On Feb. 11, 1989, according to court documents and autopsy reports, McGuire sought sex from Stewart; she refused so he raped and sodomized her. Fearing he would go to jail for raping a pregnant woman, he choked her and slashed a 41/2-inch deep gash in her throat that severed her carotid artery and jugular vein. He then dumped her in a wooded area where hikers found her mutilated body the next day.

Contrast that ghoulish and prolonged terror and pain with the half-hour of discomfort suffered by McGuire, and no logical comparison can be found. Nonetheless, in coming days and weeks, we expect more forces opposing capital punishment to to decry the death penalty as a barbaric practice of state-sponsored killing and an inhumane form of retribution.

The death penalty, however, is neither inhumane nor retributive.
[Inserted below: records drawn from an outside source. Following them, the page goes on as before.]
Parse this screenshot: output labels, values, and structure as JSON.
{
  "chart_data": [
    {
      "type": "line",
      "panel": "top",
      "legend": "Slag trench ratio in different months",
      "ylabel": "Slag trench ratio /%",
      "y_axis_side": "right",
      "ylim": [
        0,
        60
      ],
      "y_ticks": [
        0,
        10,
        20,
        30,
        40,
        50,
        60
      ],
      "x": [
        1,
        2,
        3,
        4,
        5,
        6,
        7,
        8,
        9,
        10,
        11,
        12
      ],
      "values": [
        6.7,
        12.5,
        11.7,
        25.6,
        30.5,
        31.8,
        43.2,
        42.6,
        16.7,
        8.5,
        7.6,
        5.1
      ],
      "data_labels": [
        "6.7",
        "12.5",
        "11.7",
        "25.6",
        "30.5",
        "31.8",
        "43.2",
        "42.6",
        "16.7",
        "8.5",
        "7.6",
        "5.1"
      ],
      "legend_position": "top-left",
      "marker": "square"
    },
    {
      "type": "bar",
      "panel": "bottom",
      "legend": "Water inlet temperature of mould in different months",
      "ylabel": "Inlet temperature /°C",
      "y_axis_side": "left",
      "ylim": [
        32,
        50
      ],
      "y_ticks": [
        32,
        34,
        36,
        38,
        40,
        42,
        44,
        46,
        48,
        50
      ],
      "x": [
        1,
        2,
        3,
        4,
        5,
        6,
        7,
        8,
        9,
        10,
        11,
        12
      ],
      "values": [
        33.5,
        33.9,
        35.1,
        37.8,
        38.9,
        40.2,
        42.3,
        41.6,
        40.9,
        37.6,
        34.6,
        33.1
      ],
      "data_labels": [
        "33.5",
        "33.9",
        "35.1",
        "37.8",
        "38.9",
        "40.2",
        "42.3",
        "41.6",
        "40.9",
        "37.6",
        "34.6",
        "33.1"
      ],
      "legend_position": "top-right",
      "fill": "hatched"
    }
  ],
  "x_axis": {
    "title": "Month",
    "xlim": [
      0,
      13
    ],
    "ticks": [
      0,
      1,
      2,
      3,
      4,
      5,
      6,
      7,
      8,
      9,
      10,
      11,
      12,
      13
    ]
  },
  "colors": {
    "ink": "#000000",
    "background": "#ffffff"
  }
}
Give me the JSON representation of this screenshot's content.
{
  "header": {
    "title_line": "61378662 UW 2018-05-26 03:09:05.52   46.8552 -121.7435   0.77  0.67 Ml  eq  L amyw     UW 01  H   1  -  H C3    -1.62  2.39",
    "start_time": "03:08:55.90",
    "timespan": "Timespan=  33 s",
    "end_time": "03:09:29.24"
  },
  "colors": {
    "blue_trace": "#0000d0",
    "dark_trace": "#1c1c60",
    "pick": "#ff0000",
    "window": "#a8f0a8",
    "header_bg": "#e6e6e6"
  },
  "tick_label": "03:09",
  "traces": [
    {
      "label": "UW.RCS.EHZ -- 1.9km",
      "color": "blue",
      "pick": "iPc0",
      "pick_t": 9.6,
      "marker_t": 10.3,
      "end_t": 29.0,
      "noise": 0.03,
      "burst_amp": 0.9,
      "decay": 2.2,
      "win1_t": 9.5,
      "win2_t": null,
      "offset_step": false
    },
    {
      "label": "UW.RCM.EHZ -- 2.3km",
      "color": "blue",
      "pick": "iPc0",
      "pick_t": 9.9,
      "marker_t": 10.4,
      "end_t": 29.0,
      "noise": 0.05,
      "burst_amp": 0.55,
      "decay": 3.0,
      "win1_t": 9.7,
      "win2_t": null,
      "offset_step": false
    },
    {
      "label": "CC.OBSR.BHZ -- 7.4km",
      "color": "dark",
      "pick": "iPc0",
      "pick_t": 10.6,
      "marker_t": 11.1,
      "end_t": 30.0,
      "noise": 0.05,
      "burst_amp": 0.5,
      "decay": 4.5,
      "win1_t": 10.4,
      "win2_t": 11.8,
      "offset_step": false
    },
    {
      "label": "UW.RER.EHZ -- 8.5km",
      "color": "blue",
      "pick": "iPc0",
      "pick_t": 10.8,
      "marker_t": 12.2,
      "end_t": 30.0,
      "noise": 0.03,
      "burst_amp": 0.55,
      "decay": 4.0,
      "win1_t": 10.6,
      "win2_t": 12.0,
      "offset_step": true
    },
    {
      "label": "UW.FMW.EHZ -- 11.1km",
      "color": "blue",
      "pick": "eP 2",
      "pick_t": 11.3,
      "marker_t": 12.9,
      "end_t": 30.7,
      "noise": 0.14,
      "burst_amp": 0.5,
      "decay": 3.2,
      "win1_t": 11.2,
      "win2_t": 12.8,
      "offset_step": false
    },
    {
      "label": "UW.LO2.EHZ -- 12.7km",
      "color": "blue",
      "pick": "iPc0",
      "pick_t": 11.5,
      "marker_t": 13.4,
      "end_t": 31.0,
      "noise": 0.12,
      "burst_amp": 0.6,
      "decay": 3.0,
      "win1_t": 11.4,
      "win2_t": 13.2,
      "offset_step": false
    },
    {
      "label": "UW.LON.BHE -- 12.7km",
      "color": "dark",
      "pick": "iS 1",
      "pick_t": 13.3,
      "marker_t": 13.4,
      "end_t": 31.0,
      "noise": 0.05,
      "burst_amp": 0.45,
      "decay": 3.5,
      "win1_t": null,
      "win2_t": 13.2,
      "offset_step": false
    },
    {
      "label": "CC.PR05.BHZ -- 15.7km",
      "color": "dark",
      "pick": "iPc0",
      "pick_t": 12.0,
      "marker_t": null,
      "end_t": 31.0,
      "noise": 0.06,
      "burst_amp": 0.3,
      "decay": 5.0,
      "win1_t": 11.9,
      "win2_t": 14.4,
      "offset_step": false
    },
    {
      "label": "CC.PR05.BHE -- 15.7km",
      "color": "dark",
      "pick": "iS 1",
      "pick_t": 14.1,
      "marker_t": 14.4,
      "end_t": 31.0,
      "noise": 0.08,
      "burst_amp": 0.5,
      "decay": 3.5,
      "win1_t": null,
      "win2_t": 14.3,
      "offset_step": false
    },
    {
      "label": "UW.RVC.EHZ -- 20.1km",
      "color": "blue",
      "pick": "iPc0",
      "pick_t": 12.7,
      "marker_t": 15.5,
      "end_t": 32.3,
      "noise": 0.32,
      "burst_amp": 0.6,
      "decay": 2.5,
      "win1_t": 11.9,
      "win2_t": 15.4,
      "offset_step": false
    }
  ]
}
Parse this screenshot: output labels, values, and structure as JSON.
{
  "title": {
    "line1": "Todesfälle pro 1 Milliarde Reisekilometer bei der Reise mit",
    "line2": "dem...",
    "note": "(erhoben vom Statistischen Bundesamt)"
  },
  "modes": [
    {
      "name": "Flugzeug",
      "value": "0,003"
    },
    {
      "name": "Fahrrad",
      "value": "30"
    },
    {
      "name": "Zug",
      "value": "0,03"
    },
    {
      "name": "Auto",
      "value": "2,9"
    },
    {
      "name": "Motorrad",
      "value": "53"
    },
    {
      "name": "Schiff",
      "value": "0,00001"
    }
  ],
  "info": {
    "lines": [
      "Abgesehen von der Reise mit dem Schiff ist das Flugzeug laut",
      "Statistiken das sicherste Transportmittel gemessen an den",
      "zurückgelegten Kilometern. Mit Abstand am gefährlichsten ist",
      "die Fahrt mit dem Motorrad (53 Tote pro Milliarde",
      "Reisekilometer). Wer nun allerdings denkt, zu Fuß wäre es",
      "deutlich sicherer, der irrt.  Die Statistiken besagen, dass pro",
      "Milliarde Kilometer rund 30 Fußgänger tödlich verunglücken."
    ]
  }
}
It is justice. After all, executions primarily are not a transaction between a criminal and his victim or the victim’s family. It is a process whereby the state seeks justice for the people of Ohio.

The vast majority of Ohioans and Americans, according to credible public opinion polls, continues to concur by supporting the death penalty for the state’s most cruel and heartless killers. The state must respect that sentiment by working expeditiously to find a more suitable injectable execution solution. The longer the state delays cold-blooded killers’ legitimate and constitutional dates with death, the longer justice will be denied to the victims’ survivors and to the purity of jurisprudence in Ohio.